Hands on reproducible analysis of neuroimaging data
When: November 2-3, 2018
Where: UCSD, La Jolla, CA

ReproNim Training Workshop - Purpose: An increasing body of evidence points to some issues in reproducibility in biomedical or life sciences, raising concerns in the scientific community. ReproNim has developed a curriculum that will give the students the information, tools and practices to perform repeatable and efficient research and a map of where to find the resources for deeper practical training. This training workshop will introduce material on the key aspects of reproducible brain imaging and will orient attendees using a hands on and practical experience to conduct neuroimaging analyses, using the next generation of tools. By the end of this course, the student will be aware of training materials and concepts necessary to perform reproducible research in neuroimaging.

Prerequisites: If you are a student, postdoc or researcher in life science who directly works with neuroimaging data - or wish to work with these data, and you have some basic computational background, this training workshop is for you. You should have already done either some R, or Python, or Matlab or Shell scripting, or have used standard neuroimaging tools (SPM, FSL, Afni, FreeSurfer, etc) and be engaged in a neuroimaging research project. You should have already completed a neuroimaging analysis or know how to do one.

Modules:
Reproducibility Basics: Friday Nov. 2. 9am-10:45am. This module guides through three topics, which are in the heart of establishing and efficiently using common generic resources: command line shell, version control systems (for code and data), and distribution package managers. Gaining additional skills in any of those topics will help you to not only become more efficient in your day-to-day research activities, but also would lay foundation in establishing habits to make your work more reproducible.

FAIR Data: Friday Nov. 2. 11am-12:45. This module provides an overview of strategies for making research outputs available through the web, with an emphasis on data. It introduces concepts such persistent identifiers, linked data, the semantic web and the FAIR principles. It is designed for those with little to no familiarity with these concepts. More technical discussions can be found in the reference materials.

Data Processing: Friday Nov. 2. 2pm-3:45pm. This module teaches you to perform reproducible analysis, how to preserve the information, and how to share data and code with others. We will show an example framework for reproducible analysis, how to annotate, harmonize, clean, and version brain imaging data, how to create and maintain reproducible computational environments for analysis and use dataflow tools to capture provenance and perform efficient analyses (docker) and other tools.

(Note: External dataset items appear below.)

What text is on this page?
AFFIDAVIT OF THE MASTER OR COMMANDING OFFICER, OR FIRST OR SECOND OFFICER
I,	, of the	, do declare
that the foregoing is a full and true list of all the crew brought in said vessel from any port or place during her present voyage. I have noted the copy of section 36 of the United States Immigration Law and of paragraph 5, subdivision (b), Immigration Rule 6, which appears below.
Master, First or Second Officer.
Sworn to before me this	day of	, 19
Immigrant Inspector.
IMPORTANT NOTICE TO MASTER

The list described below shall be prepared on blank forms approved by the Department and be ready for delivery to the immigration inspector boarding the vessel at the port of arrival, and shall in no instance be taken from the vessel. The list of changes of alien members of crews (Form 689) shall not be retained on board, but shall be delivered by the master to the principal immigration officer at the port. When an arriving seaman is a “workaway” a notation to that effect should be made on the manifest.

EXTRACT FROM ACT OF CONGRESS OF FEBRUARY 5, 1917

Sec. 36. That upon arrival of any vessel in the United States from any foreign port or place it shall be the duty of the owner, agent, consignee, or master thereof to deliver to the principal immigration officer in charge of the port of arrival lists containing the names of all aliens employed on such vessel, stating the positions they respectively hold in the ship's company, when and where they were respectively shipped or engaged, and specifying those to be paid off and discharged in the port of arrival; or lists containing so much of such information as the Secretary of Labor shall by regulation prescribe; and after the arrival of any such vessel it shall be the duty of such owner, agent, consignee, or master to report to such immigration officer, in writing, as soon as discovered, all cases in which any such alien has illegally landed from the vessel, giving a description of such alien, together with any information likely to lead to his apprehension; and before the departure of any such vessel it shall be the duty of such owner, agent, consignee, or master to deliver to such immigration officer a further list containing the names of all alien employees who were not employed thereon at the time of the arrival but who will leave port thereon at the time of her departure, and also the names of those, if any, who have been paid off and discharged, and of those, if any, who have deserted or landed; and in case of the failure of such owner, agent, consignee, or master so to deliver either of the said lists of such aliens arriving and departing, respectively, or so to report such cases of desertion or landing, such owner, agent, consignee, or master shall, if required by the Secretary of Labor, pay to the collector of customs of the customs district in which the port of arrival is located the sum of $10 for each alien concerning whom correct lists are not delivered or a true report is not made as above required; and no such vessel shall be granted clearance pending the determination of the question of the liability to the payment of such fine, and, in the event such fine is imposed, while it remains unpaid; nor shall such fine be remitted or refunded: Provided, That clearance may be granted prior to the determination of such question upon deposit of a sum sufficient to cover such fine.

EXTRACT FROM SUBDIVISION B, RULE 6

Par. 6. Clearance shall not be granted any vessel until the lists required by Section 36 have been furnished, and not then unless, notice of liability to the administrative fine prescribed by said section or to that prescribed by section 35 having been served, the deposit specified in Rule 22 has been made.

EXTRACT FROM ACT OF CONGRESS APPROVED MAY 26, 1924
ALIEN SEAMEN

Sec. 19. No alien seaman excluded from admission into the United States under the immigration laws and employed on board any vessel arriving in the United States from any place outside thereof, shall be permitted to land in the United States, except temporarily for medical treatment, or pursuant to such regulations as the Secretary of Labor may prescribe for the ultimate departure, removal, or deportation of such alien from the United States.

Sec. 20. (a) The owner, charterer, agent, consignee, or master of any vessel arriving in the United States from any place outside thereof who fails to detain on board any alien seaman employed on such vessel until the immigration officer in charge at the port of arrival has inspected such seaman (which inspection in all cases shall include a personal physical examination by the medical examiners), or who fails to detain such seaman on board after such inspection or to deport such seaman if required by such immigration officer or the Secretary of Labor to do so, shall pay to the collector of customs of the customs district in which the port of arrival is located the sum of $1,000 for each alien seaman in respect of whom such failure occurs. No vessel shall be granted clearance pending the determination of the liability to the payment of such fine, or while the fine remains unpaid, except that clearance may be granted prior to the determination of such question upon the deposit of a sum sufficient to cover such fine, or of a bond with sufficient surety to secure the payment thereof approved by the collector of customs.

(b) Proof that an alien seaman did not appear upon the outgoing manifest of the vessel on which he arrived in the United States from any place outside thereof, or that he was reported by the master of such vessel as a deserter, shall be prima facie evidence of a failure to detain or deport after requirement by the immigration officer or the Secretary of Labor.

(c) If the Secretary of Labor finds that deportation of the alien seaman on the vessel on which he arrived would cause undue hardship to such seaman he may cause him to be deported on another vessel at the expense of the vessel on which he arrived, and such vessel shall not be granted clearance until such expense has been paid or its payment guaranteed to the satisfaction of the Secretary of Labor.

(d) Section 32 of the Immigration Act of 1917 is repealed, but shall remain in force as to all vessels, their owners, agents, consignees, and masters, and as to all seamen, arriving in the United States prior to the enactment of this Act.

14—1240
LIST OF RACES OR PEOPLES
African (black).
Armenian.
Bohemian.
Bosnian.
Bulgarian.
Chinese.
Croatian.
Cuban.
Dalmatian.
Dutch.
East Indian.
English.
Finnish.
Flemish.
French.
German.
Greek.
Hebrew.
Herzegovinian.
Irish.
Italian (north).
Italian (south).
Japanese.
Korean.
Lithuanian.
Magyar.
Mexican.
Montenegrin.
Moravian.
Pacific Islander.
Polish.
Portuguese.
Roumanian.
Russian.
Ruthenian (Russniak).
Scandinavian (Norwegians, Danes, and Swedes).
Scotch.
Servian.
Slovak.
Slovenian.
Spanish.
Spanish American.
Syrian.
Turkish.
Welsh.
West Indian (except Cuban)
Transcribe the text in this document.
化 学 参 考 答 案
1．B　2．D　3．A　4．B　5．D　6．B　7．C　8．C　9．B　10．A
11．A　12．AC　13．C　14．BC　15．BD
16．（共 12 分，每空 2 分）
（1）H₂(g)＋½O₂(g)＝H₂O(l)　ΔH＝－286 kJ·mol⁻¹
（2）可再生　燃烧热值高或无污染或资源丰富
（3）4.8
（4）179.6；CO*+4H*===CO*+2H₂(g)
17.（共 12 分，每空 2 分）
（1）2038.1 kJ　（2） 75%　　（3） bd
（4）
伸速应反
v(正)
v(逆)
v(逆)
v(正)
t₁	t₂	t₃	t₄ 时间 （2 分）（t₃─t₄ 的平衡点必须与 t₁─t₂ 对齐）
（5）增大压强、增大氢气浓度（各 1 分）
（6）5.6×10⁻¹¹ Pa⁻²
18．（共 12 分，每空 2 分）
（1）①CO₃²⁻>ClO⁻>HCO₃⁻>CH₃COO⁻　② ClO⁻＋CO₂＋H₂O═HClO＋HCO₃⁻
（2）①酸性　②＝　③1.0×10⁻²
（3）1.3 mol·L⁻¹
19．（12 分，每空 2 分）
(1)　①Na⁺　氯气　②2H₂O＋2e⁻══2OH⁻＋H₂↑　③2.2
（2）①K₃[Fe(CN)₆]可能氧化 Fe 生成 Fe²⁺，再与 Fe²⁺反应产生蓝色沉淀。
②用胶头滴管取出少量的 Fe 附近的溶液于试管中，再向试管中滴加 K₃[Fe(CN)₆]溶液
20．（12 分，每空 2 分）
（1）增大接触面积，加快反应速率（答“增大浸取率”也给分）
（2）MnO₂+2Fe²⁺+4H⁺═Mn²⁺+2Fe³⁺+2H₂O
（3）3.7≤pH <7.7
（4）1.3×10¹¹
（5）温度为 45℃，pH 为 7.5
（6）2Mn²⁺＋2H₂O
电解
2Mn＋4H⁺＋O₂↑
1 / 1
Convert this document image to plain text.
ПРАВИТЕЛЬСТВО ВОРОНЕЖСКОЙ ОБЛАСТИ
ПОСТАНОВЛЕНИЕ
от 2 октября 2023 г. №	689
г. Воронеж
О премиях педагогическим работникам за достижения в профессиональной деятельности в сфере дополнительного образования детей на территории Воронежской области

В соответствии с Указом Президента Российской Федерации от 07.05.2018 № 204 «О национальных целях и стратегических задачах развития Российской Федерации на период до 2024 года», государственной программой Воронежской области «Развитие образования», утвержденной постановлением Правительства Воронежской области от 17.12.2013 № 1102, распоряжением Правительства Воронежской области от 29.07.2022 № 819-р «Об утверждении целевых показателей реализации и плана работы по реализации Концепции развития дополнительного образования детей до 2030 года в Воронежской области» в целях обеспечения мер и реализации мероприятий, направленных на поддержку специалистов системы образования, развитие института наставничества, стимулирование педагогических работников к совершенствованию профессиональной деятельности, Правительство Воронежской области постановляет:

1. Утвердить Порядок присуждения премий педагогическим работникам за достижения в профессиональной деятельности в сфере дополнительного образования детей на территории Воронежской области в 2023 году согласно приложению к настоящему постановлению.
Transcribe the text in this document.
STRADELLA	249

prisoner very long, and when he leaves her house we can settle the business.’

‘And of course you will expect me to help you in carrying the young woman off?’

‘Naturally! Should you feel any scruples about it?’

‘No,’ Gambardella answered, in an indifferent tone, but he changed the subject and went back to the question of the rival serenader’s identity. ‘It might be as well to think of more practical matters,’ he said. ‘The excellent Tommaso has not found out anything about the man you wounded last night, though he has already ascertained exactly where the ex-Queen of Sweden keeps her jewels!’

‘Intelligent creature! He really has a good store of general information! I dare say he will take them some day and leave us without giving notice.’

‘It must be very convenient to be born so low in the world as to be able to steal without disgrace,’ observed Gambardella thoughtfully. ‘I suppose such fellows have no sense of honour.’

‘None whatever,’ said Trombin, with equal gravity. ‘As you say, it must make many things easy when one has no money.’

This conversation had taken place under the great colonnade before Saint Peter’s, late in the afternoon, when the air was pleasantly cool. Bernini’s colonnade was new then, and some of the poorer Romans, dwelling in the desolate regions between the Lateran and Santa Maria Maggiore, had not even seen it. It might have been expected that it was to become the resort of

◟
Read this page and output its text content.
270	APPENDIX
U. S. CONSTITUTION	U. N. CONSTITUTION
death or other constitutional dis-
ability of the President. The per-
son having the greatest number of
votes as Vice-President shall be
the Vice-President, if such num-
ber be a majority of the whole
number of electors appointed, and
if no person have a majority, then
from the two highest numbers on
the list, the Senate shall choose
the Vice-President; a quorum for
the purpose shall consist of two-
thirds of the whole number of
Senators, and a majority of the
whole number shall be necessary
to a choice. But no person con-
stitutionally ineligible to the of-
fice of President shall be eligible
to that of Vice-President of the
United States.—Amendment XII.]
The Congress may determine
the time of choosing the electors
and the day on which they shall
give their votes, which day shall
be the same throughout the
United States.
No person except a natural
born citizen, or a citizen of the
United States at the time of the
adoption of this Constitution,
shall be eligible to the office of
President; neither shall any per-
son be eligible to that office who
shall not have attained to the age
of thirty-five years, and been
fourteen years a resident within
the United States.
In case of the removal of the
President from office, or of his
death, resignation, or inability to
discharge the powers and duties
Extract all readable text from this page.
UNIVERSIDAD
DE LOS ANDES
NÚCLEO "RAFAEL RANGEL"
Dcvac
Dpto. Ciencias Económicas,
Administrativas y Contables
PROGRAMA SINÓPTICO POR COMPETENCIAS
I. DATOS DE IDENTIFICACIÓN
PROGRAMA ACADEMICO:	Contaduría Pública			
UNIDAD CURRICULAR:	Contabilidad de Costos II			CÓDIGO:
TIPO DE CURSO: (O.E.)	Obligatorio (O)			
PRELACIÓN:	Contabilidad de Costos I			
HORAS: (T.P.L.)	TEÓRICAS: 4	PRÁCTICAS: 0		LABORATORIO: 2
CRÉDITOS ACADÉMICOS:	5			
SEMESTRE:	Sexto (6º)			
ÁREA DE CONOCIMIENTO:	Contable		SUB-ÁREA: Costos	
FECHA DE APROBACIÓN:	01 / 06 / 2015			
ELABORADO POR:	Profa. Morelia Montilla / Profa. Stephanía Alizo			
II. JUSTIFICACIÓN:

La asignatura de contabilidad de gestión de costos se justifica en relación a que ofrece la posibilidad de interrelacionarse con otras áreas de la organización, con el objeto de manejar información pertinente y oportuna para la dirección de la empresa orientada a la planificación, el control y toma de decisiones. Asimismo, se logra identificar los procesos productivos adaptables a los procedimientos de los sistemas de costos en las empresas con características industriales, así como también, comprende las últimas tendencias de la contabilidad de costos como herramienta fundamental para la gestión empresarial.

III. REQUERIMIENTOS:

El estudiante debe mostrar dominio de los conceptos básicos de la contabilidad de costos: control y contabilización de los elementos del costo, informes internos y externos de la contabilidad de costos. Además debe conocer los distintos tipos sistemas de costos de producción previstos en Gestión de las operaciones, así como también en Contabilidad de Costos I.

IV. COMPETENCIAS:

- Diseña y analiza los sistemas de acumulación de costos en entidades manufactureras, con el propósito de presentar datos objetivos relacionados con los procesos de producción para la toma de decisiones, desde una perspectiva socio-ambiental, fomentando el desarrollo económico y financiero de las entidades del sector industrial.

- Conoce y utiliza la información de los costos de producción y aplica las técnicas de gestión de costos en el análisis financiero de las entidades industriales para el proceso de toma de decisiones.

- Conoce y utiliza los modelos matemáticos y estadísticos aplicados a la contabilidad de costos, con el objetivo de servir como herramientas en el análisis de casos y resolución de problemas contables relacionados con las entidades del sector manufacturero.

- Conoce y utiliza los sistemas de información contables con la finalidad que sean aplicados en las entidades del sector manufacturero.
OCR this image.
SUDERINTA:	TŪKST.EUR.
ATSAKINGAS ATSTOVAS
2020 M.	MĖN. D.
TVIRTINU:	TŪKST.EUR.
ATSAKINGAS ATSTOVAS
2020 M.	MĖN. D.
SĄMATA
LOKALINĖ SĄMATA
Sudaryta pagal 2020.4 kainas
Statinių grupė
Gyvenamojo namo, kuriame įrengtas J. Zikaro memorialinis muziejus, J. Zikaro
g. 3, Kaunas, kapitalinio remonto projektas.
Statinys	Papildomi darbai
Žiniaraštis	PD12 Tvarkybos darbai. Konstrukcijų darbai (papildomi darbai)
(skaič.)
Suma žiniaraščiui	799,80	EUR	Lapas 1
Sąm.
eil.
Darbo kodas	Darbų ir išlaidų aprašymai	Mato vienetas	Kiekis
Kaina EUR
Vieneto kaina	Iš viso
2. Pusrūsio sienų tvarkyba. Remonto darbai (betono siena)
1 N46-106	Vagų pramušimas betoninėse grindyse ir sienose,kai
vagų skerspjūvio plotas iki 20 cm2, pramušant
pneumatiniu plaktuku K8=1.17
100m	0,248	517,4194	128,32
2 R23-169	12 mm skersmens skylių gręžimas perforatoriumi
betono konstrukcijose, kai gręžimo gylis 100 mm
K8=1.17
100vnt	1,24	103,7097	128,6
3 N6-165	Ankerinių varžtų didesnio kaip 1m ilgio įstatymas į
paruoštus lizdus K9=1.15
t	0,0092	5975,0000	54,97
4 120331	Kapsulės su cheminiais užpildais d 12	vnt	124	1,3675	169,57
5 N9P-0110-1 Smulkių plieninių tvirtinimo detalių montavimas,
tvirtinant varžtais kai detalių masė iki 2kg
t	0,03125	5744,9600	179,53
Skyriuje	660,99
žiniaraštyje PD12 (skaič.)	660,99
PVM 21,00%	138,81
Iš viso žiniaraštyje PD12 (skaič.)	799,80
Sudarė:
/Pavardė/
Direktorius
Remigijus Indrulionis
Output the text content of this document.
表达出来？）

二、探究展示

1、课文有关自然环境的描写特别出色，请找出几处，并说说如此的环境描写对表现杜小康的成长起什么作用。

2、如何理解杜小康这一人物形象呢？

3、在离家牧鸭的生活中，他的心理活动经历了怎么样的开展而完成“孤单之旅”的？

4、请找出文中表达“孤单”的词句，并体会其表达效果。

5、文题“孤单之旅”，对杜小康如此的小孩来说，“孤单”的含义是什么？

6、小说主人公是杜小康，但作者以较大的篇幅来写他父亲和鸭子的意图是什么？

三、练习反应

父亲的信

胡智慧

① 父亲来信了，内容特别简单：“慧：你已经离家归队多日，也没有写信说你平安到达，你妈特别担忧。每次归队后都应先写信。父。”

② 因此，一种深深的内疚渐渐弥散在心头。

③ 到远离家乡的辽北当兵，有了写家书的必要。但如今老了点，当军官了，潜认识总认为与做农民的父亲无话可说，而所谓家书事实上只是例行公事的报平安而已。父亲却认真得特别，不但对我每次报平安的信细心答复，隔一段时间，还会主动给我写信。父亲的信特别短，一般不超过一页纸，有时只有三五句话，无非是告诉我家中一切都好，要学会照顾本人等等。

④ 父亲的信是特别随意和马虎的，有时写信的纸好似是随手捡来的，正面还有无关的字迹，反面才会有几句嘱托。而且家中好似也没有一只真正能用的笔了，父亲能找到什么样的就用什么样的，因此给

Statistics: Friday 4pm-5:15pm The goal of this module is to teach brain imagers about the statistical aspects of reproducibility. This module should give you a critical eye on the current literature and the knowledge to do solid statistical analysis, understand the limitations of p-values, the notion of power and of positive predictive values and how to represent evidence for results.

Reproducible publication project - Saturday 9am-12:00 This is an hands on session: small groups will work with the instructors on the steps to deliver a fully reproducible publication.

Logistics:
Location: University of California San Diego (detail of location will be given by email)
Dates: November 02-03, 2018.
How to register: Eventbrite (https://tinyurl.com/repronim-train): $25.

Online office hours will be held prior to the workshop. Registered attendees will receive information via email.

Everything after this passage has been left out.